A new study suggests that individuals who engage in regular physical exercise throughout adulthood are less likely to suffer depression after having a heart attack.
Chronic inactivity is a contributing factor in many health problems; in fact, it has been cited as the fourth leading cause of death worldwide. On the other hand, engaging in regular physical exercise has been shown to have many health benefits. Not the least among them is its ability to help combat depression.

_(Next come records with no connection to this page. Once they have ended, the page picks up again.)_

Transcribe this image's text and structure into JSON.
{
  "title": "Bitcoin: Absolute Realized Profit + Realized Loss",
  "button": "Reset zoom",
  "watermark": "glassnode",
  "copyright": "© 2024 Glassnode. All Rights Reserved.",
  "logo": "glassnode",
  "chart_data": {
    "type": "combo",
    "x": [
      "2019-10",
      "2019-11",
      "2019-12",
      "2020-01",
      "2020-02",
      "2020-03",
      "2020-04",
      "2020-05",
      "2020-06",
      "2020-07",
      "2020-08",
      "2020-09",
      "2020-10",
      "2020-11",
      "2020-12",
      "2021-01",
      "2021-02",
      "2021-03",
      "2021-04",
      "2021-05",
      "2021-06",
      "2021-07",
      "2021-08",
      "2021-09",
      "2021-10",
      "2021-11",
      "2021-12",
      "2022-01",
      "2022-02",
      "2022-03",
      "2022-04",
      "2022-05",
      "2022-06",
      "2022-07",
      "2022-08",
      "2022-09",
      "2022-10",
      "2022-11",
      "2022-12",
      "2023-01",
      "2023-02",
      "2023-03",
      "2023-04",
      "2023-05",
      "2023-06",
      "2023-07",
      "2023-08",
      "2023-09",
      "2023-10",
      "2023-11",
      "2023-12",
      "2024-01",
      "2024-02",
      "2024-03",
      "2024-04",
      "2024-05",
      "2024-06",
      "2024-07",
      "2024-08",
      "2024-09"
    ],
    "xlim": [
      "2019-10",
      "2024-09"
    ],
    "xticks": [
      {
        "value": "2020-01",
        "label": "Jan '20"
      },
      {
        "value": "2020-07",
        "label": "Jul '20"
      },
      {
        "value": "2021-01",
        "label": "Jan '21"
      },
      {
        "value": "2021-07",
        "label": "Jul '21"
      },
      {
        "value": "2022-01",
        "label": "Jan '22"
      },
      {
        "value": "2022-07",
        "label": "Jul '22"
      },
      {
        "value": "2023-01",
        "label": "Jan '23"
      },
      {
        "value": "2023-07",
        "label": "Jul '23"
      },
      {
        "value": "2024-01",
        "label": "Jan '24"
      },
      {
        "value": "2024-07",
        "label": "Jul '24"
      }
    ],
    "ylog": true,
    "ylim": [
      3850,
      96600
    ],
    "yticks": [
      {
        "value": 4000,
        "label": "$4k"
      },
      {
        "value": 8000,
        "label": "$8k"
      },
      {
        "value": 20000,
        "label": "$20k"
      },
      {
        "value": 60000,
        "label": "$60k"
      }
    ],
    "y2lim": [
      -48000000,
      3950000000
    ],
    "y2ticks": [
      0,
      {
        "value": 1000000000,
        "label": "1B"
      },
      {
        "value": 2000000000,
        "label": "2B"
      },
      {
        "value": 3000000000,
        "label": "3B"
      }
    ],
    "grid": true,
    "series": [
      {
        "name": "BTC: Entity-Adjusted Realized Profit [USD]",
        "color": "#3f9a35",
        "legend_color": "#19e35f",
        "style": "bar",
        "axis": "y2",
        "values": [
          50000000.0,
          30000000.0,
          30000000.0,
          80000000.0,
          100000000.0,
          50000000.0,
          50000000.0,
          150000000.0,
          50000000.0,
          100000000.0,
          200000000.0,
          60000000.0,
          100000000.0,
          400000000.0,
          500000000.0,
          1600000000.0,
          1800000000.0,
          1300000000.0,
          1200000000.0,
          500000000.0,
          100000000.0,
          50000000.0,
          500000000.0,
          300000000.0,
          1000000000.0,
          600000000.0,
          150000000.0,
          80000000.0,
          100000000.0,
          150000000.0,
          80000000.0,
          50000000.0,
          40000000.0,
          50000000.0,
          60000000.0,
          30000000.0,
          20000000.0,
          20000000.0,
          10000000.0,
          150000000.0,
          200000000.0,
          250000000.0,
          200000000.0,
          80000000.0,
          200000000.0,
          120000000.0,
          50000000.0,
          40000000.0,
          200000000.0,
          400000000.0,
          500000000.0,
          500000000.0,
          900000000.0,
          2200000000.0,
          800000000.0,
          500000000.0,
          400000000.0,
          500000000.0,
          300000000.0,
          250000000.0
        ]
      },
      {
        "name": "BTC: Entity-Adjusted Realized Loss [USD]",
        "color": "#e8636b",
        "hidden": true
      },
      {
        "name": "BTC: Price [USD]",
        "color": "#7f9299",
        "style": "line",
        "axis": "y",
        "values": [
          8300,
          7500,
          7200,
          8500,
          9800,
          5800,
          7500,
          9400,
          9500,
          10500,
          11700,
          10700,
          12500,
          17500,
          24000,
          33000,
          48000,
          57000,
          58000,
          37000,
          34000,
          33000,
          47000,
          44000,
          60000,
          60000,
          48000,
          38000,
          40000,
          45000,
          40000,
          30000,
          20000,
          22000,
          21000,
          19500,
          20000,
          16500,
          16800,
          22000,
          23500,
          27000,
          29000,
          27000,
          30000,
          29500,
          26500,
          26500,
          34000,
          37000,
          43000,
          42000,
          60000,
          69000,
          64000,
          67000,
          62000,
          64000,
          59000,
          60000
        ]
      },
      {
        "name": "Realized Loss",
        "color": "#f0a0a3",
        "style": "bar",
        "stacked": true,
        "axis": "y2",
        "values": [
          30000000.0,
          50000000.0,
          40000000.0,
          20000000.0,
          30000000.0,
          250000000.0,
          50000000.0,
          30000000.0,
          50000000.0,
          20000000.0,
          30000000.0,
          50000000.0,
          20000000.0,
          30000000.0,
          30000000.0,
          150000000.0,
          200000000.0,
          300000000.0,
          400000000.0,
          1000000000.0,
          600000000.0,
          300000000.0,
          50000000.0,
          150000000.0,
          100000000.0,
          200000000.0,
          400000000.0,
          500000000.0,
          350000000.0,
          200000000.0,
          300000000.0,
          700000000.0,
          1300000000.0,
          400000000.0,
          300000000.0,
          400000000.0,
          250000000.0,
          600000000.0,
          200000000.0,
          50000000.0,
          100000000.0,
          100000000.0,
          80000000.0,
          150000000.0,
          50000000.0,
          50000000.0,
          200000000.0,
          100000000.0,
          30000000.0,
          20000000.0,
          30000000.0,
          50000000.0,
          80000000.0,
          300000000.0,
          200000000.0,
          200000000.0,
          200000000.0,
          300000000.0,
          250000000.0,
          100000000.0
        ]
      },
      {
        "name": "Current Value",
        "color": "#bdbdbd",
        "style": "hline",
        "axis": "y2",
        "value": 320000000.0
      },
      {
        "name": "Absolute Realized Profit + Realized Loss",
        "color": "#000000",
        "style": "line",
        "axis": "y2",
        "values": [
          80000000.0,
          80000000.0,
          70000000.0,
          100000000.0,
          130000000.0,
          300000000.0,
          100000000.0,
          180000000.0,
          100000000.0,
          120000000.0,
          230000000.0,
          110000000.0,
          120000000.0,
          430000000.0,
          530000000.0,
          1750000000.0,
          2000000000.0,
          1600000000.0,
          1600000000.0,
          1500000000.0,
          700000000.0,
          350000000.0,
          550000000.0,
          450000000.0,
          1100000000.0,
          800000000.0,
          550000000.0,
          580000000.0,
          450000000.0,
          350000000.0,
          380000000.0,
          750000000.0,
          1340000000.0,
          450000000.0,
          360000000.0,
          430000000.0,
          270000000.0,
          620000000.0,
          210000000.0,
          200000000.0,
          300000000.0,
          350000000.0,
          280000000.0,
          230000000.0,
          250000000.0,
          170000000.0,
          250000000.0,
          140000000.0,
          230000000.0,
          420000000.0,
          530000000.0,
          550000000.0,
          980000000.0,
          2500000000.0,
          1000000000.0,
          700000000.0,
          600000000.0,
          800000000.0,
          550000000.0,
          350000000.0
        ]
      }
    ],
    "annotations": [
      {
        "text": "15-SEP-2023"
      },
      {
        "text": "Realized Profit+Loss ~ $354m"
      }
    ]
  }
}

In a recent study, scientists looked in particular at the relationship between a long-term habit of regular exercise and the likelihood of suffering depression following a heart attack. For this study, scientists used data from a Norwegian general health survey (the HUNT survey) which was collected in three phases: from 1986-1988; from 1995-1997; and from 2006-2008. Patients who had participated in all three survey phases, and had suffered a heart attack between the second and third phases, but had no prior history of heart disease or depression, were included in the study
Scientists took note of how many patients developed depression following their heart attack, and compared that data with the patients’ exercise patterns over the phases of the HUNT survey. Patients were categorized into four groups:
- Those who were persistently inactive over all phases of the survey;
- Those who went from being active to inactive during the survey;
- Those who went from being inactive to active during the survey;
- Those who were persistently active throughout the survey.
Overall, 11% of patients suffered depression following the heart attack. However, the incidence of depression across categories of activity showed a distinct trend favouring those who had a habit of engaging in regular exercise:
- Patients who were persistently active – 7.5% suffered depression;
- Patients who changed from being inactive to being active – 9.1% suffered depression;
- Patients who changed from being active to inactive – 12.5% suffered depression;
- Patients who were persistently inactive – 17.4% suffered depression.
The main finding of this study was that maintaining a recommended level of physical activity in adulthood was significantly associated with lower odds of having depressive symptoms after a heart attack. This finding is in keeping with data from other research indicating more broadly that a long-term habit of engaging in regular physical exercise can be a useful strategy for preventing or combating depression.